In Thursday's 3-0 ruling, judges said they were not judging the "wisdom, fairness or logic" of congressional legislation that limited abortions under military medical plans.

Lawmakers served a legitimate governmental purpose by denying such benefits because of "an interest in potential life," Judge Richard C. Tallman wrote for the San Francisco-based court.

Tests in 2002 showed the baby had anencephaly, a defect that causes a fetus to develop without a forebrain, cerebellum or cranium. An ultrasound at the University of Washington Medical Center confirmed the diagnosis.

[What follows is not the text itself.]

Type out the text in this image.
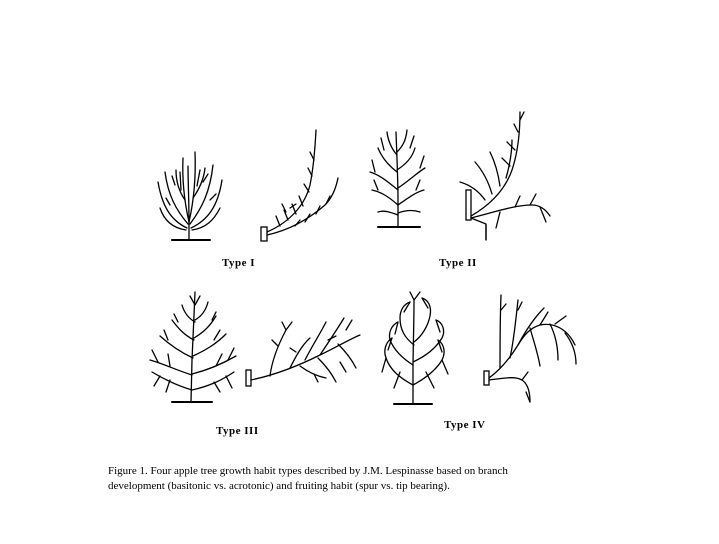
Type I	Type II
Type III	Type IV
Figure 1. Four apple tree growth habit types described by J.M. Lespinasse based on branch
development (basitonic vs. acrotonic) and fruiting habit (spur vs. tip bearing).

Coverage for the abortion was denied, so she sued, claiming an armed forces health plan then known as Civilian Health and Medical Program for the Uniformed Services, now known as TRICARE, owed her $3,000 for the procedure.

The government paid her after a judge ruled in her favor, but then appealed to get its money back.

The appeals court, reprinting coverage regulations, wrote: "Abortions performed for suspected or confirmed fetal abnormality ... do not fall within the exceptions permitted within the language of the statute and are not authorized for payment."

The court cited a 1980 Supreme Court decision in which the justices upheld Medicaid legislation forbidding payment for abortions unless the "the life of the mother would be endangered if the fetus were carried to term."

Some rape and incest victims also qualified for coverage under Medicaid, but such coverage is not available under the TRICARE program, which covers members of all the armed forces.

Lisa Stone, executive director of the Northwest Women's Law Center, which represented the sailor's wife, said the case was a long shot because federal funds generally cannot pay for abortions except in limited circumstances.

"We believe it was worth it to pursue it because the basis for upholding the government's ban — the interest in potential human life — does not apply here," Stone said. "There is no potential for human life. There is no rational basis for the regulation as it applies to women with anencephaly."

Stone said the center was considering its next move. Options include letting the decision stand, asking the court to rehear the case with 11 judges or seeking Supreme Court review.

The Justice Department, which defended the government's position in court, had no comment, according to spokesman Charles Miller.

The case is Doe v. United States, 04-35810.


I hope this case makes it to the Supreme Court (although who knows how a confirmed Roberts would sway the outcome). Perhaps if this case does make it to the SCOTUS, the court will have a much needed moral deliberation over personhood, "fetal" rights, and the fuzzy language of "potential life."